Bayesian networks, Markov networks and factor graphs are all part of graphical models, which is one approach to uncertainty based on probability theory. Nowadays, graphical models are almost synonymous with uncertainty in AI, but there are other approaches.
Neural networks (and its current incarnation in deep learning) is one of them. They are not necessarily graphical models, but sometimes they can be seen as one instance of them.
Circumscription and other sorts of non-monotonic reasoning (in logic) are non-quantitative approaches to uncertainty. That was very prominent in the 80s and 90s, I don't know about the current state of that area.
There is also credal networks which, unlike graphical models, avoid the committment to modeling only one probability distribution, which some people consider a weakness of graphical models.
The thing I don't like about Bayesian approaches is the need for prior probability distributions. In practice, measurement error statistics and processes noise statistics are rarely Gaussian (as assumed in the Kalman filter, for instance), and if they are, then the parameters are usually unknown and time varying.
B&E sum up the situation nicely I think ...
Prior information “constitutes an additional assumption that may be helpful or harmful depending on its correctness” [1].
[1] L. J. Bain and M. Engelhardt, Introduction to Probability and Mathematical Statistics (Second Edition), Duxbury Press, California, 1992.
When you have no prior knowledge concerning the unknown parameters to be estimated, in the form of a mean vector and a covariance matrix for instance, then they can be still estimated using standard statistical analysis techniques e.g. linear regression etc (see [1] in my earlier answer).

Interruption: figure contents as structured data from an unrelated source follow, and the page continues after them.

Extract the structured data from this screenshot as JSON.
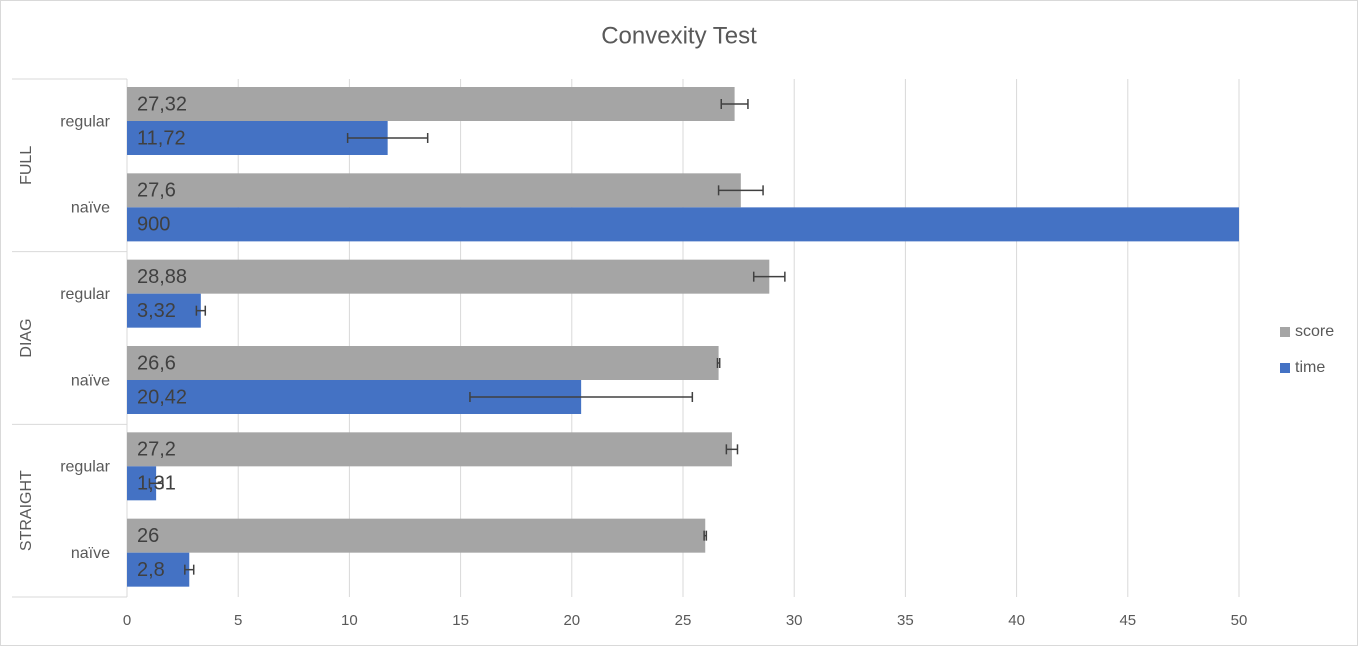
{
  "chart_data": {
    "type": "bar",
    "orientation": "horizontal",
    "title": "Convexity Test",
    "groups": [
      {
        "name": "FULL",
        "categories": [
          "regular",
          "naïve"
        ]
      },
      {
        "name": "DIAG",
        "categories": [
          "regular",
          "naïve"
        ]
      },
      {
        "name": "STRAIGHT",
        "categories": [
          "regular",
          "naïve"
        ]
      }
    ],
    "series": [
      {
        "name": "score",
        "color": "#a5a5a5",
        "values": [
          27.32,
          27.6,
          28.88,
          26.6,
          27.2,
          26
        ],
        "value_labels": [
          "27,32",
          "27,6",
          "28,88",
          "26,6",
          "27,2",
          "26"
        ],
        "errors": [
          0.6,
          1.0,
          0.7,
          0.05,
          0.25,
          0.05
        ]
      },
      {
        "name": "time",
        "color": "#4472c4",
        "values": [
          11.72,
          900,
          3.32,
          20.42,
          1.31,
          2.8
        ],
        "value_labels": [
          "11,72",
          "900",
          "3,32",
          "20,42",
          "1,31",
          "2,8"
        ],
        "errors": [
          1.8,
          null,
          0.2,
          5,
          0.3,
          0.2
        ]
      }
    ],
    "xlim": [
      0,
      50
    ],
    "xticks": [
      0,
      5,
      10,
      15,
      20,
      25,
      30,
      35,
      40,
      45,
      50
    ],
    "grid": true,
    "legend": "right"
  }
}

For example, in a Kalman Filter (a Bayesian technique) you would assume that you know that the sensor measurement noise is Gaussian with a mean of zero and a variance of R. But in most problems you could also use linear regression - estimate the parameters of a fitted polynomial over a finite or fading window, then estimate the measurement noise variance from the residual of the fit. In the latter case you still assume the measurement errors are zero-mean Gaussian, but the variance is unknown.